はじめに
言葉にするのが「難しい」と感じられるのは、
ただ「言えばいい」「書けばいい」で済む話しではないとわかっているからです。
言葉にすることの難しさは、言い換えれば「言葉の重み」です。
それを知っている人ほど、発信に慎重にもなりますし、
言葉や表現へのこだわりも強くなります。
これまで発信者である「自分」に焦点をあててきましたが、
「レイヤー3:伝達」では、「伝える相手」を視野に入れていきます。
しかし、いきなり発信そのものに入るのではありません。
まず、発信の基準点を定めます。
基準点とは
何を伝えたいかという「想い」や「アイデア」はある。
あとは「どう伝えるか」だけ。
そんな風に思う人は少なくありません。
そうすると「発信」は表現を考え整えるところから始まるように見えます。
確かに「どう書くか」「どんな言葉を使おうか」という外側の構築は、分かりやすく、取り組みやすいものです。
ですから、いわゆる「添削」をしてもらうと、「綺麗にまとまった」「いい文章になった」ような印象を受けます。
しかし、既に「認識」と「構築」のレイヤーで見てきたように
実際に言葉にしていく前に必要な前工程をしっかり行なった後だからこそ、
言葉は必然性を持って「整っていく」のです。
表面的に「整える」作業とは別物です。
「伝達」を考える時に最初に意識するのは自分の立ち位置の確認です。
発信者として、自分がどの位置から言葉を世に放つのかという
基準点を定めることです。
「意図」の透明化
基準点は「これについて発信する」というような目標設定ではありません。
そこには明確な構造があります。
基準点を構成する要素は、次の四つです。
- 意図(Purpose)
なぜ、このテーマを扱うのか。
今回の発信の出発点と意味の方向。 - 核(Core Message)
今回、もっとも中心に据えるメッセージ。
言葉の骨格となる部分。 - 対象(Audience)
誰に向けて言葉を放っているのか。
想定する相手の輪郭。 - 視点(Point of View)
相手にどんな視座を手渡したいのか。
相手の理解の軸をどの方向に開くのか。
これらが揃うことで、言葉は内側から自然に整列し始めます。
とはいえ、これはフレームワークでもチェックリストでもありません。
迷った時に戻ってくる「内省用メモ」です。
逆に、これらが曖昧なまま発信を始めると、内容が散りやすく、焦点がぼやけてしまいます。

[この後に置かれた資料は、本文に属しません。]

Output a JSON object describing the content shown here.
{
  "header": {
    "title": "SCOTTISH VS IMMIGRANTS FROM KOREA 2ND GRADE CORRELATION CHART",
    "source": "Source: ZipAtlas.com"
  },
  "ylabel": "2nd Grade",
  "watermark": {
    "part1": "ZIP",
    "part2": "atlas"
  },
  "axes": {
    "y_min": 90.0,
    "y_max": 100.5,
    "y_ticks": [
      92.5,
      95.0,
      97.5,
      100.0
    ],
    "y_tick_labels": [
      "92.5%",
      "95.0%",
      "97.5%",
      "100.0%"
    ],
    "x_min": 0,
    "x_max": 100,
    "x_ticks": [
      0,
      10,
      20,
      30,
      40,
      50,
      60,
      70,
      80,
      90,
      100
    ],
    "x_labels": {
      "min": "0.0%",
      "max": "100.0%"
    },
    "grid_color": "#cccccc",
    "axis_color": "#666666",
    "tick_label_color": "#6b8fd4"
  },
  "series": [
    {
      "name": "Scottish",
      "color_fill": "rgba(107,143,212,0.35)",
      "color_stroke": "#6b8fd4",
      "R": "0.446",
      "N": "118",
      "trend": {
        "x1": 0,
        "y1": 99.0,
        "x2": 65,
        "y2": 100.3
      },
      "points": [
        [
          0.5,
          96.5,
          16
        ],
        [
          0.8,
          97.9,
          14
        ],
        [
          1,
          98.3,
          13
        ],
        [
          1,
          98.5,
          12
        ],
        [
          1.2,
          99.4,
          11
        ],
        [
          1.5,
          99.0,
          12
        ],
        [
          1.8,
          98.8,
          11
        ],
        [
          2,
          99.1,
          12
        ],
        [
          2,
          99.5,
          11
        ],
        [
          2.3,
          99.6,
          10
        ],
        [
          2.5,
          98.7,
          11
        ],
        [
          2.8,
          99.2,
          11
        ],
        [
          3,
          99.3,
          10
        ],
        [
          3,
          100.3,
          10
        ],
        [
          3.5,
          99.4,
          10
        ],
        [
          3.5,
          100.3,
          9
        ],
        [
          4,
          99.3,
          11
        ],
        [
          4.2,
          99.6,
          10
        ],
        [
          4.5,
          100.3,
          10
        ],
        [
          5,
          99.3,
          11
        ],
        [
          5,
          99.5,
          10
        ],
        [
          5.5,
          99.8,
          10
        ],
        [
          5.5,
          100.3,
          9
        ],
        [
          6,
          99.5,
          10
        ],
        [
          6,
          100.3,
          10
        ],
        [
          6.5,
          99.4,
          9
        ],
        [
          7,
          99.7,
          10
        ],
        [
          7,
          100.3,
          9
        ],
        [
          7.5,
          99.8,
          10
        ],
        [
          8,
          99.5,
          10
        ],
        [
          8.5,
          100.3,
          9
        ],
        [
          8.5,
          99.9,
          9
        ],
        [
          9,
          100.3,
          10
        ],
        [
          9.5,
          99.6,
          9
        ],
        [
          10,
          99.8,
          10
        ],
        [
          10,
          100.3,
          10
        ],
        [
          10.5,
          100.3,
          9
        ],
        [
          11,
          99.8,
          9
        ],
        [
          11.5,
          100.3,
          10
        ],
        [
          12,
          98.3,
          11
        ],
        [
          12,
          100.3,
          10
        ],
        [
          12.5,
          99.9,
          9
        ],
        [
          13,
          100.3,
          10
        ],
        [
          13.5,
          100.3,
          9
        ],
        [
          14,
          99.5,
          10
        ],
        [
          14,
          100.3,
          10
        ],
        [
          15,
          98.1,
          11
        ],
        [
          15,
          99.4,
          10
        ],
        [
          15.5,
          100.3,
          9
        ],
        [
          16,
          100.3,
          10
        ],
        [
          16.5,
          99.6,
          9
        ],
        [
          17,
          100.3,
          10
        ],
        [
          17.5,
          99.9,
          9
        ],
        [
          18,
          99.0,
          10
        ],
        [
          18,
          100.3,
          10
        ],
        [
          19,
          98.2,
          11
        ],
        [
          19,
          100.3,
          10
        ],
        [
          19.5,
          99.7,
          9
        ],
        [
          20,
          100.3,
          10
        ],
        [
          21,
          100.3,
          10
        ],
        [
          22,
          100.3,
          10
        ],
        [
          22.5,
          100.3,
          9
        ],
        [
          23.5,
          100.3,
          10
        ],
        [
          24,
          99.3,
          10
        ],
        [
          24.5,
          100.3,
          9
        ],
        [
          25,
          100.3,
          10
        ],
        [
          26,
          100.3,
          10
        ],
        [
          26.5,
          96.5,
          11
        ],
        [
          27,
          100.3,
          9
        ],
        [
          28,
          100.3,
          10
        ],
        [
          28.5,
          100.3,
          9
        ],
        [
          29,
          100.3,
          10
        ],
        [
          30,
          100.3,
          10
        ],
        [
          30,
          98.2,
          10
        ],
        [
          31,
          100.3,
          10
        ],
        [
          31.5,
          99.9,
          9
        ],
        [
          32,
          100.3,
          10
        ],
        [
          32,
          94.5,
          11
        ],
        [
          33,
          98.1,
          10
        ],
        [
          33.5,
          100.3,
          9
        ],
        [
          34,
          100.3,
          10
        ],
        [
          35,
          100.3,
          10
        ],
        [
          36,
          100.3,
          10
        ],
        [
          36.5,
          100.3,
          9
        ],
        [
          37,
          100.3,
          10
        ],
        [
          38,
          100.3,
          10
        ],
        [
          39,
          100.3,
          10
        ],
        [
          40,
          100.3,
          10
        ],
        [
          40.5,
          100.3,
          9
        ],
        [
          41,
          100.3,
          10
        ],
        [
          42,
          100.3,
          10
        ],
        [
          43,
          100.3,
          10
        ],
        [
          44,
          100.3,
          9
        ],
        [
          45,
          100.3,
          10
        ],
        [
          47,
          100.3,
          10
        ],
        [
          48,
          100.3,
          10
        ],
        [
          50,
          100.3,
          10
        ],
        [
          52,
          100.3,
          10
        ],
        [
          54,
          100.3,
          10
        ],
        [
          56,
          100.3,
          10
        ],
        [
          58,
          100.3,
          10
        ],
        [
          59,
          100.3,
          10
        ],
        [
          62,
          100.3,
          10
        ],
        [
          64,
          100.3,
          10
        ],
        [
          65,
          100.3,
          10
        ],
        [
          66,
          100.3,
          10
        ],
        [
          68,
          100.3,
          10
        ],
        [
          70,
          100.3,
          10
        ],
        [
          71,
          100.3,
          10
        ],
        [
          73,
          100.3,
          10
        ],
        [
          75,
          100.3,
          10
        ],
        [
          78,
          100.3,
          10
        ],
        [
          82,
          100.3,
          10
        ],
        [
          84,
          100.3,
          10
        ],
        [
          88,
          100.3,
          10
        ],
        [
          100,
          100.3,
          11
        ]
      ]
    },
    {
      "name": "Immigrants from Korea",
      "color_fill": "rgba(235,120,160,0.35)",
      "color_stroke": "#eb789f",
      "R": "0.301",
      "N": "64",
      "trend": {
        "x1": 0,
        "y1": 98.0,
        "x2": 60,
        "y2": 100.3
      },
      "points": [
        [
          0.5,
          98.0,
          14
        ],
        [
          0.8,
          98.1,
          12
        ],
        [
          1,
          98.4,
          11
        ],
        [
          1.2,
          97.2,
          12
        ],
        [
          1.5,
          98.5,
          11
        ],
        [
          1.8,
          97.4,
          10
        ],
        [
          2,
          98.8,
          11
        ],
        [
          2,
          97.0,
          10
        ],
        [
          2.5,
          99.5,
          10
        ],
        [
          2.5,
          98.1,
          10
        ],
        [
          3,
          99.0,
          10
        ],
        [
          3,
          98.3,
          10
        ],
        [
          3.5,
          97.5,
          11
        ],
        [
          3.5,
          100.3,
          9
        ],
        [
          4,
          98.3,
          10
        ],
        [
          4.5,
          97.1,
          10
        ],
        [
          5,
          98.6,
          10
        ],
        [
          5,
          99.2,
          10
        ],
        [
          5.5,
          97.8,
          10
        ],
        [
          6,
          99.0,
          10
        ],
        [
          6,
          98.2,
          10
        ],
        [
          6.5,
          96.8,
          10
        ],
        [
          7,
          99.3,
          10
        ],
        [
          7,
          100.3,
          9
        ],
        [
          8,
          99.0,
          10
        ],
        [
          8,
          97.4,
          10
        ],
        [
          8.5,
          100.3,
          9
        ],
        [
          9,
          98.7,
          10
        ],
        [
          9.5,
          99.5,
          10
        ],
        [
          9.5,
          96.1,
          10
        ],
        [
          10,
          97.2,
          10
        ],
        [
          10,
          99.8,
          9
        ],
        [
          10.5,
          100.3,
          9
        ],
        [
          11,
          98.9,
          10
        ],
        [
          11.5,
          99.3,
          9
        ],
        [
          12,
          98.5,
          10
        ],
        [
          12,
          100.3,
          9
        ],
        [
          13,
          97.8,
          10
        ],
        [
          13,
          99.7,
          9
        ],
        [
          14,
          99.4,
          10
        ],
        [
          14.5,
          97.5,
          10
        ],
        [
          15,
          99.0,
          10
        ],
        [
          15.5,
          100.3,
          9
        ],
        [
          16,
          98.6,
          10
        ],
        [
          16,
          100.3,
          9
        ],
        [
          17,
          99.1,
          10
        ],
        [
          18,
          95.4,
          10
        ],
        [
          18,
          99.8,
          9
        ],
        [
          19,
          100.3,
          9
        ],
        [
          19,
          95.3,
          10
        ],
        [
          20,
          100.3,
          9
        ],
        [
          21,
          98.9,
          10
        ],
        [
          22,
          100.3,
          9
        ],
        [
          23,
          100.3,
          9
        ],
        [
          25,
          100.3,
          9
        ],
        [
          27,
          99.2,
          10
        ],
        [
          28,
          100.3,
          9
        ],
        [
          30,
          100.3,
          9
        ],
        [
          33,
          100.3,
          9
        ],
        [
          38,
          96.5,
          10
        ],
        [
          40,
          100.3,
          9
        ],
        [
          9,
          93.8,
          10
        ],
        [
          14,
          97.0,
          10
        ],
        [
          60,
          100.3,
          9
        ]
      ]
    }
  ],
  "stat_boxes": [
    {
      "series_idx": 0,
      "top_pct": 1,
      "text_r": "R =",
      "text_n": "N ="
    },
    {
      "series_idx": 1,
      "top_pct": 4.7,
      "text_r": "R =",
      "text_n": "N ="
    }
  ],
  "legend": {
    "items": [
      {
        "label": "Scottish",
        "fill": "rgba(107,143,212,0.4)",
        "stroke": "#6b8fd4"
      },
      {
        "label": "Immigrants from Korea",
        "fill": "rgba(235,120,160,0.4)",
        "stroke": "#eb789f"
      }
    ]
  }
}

基準点を定めることは、外に向けて言葉を研ぐ行為ではなく
これから発信しようとする言葉の基礎を整えるプロセスです。
何の”基準”なのか
ここで、誤解のないように注意したいことがあります。
「基準点」という言葉から、例えば「合格/不合格」のような
特定の基準があるようなイメージを持ってしまうかもしれません。
しかし、ここは「橋を架ける」前の準備段階であり、
基礎工事のようなものです。
「基準点を定める」とは、外側にある何かを基準にするのではなく、
自分がどの位置に立ち、何を手渡したいのかを確認することです。
一度放った言葉は、取り戻せません。
「なんとなく」ですませて良いものではないのです。
さらに突き進めれば、発信の動機が、独善的でも利己的でもなく
純粋に「相手のためであること」を確認するプロセスです。
ここで言う「基準」とは、自分が自分に科す質のことなのです。
そこに「べき」はありませんし、「正解」もありません。
基準は、自分で決めていいのです。
そして、その基準が発信を定義します。